Extended Bio from the Wiconi Website
Dr. Richard Twiss was a member of the Sicangu Lakota Oyate from the Rosebud Sioux Reservation in South Dakota. His mother is Sicangu Lakota from Rosebud and his father Oglala Lakota from the Pine Ridge Reservation. He was President of Wiconi International committed to “Creating opportunities for the betterment of our Native People and Communities through advancing education, culture, family and spirituality – in the Spirit of Jesus.”
Richard was a widely traveled and popular speaker, activist, educator, author and networker among innovative thinkers within the Native North American and Indigenous community internationally. Born in 1954, Richard held a doctorate in inter-cultural studies (cultural anthropology, primal and folk religions and the history of Christian mission) from Asbury Theological Seminary.
He had been a national conference speaker for numerous government, educational and religious organizations as well as lecturer in dozens of colleges/universities/seminaries. His audiences include the United Tribes Tribal College, North Dakota Governor’s Prayer Breakfast, City of Buffalo Reconciliation Task Force, U.S. Immigration of Naturalization National Headquarters, City of Portland Mayoral Staff, Promise Keepers, State of Oregon Department of Forestry, in addition to hundreds of local churches and events. He was Sr. Pastor of New Discovery Community Church (1982-95) and served as national Director of Native American Ministries for the International Bible Society (1995-96).
He consulted with denominational leaders, government organizations and educational institutions and local churches to raise awareness for Native American people and diversity awareness. He has spoken in or led Native American performing arts teams to fifteen countries as ambassadors of hope and reconciliation with remarkable results.
Richard addressed a broad range of topics including missions history in relationship to Native American people and how it shaped U.S. history and federal policy; postmodern thought and culture with a special emphasis on the influence of worldview in shaping theology, political ideologies, leadership, global mission, spiritual formation and social justice.
Richard’s book One Church Many Tribes – Serving Jesus the Way God Made You (Regal Books, 2000) articulates a vision for Native/indigenous people being embraced as co-equals in the life of the dominant culture church, as significant contributors in shaping peoples understanding of Creator, creation and community, not marginalized as a needy mission field! (32,000 in print).
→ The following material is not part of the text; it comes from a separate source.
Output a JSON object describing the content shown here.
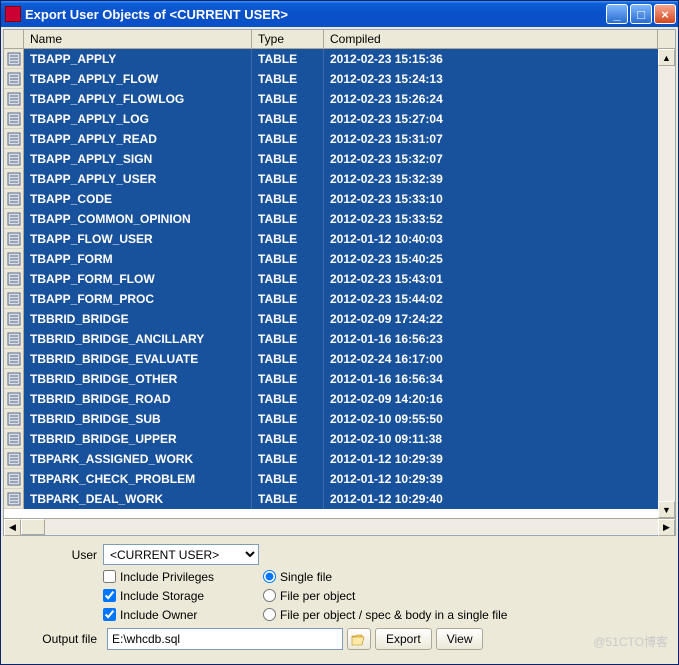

He has contributed chapters/essays in The Justice Project (Baker Books, 2009), Holy Bible:Mosaic (Tyndale, 2009), Jamestown Remembered (Pickwick Publishing, 2010) Coming Together in the 21st Century by Curtiss Paul DeYoung (Judson Press, 2009),Common Prayer (Zondervan 2010), by Shane Claiborne, Jonathan Wilson-Hartgrove and Enuma Okoro as well as magazines and scholarly journals. He is a Contributing Editor ofCultural Encounters – A Journal for the Theology of Culture: New Wine New Wineskins(Multnomah Biblical Seminary). He is a former writer for Charisma Magazine of a bi-monthly column entitled Smoke Signals (2001-02).
He served as a member of the Board of Directors for the Native American Youth and Family Center in Portland, OR, the Christian Community Development Association (CCDA), the Board of Regents for Bakke Graduate University and was a founding member and Vice-chair of the North American Institute of Indigenous Theological Studies. He serves as an adjunct professor at Portland State University, Warner Pacific College and Sioux Falls and George Fox Seminaries. He was a member of the Portland Indian Leadership Roundtable and served as the U.S. representative for the World Christian Gathering of Indigenous People Movement.
In 1972, Richard was a participant in the forced occupation of the Bureau of Indian Affairs Building, in Washington, D.C., with the radical political group, the American Indian Movement or “AIM.” He has a unique view of some of the internal cultural, social and spiritual struggles of Native American people today.
He and Katherine were married in 1976, and they lived in Vancouver, Washington where they raised four sons.
As a Native American, or First Nations leader, Richard brought a fresh and unique worldview perspective about what if means to “be human and follow Jesus” to help his listeners learn to value and appreciate those who are different from themselves. Richard’s engaging humor disarmed audiences, opening their hearts and minds to embrace an invitation and challenge to become radically committed to “loving your neighbor as yourself.”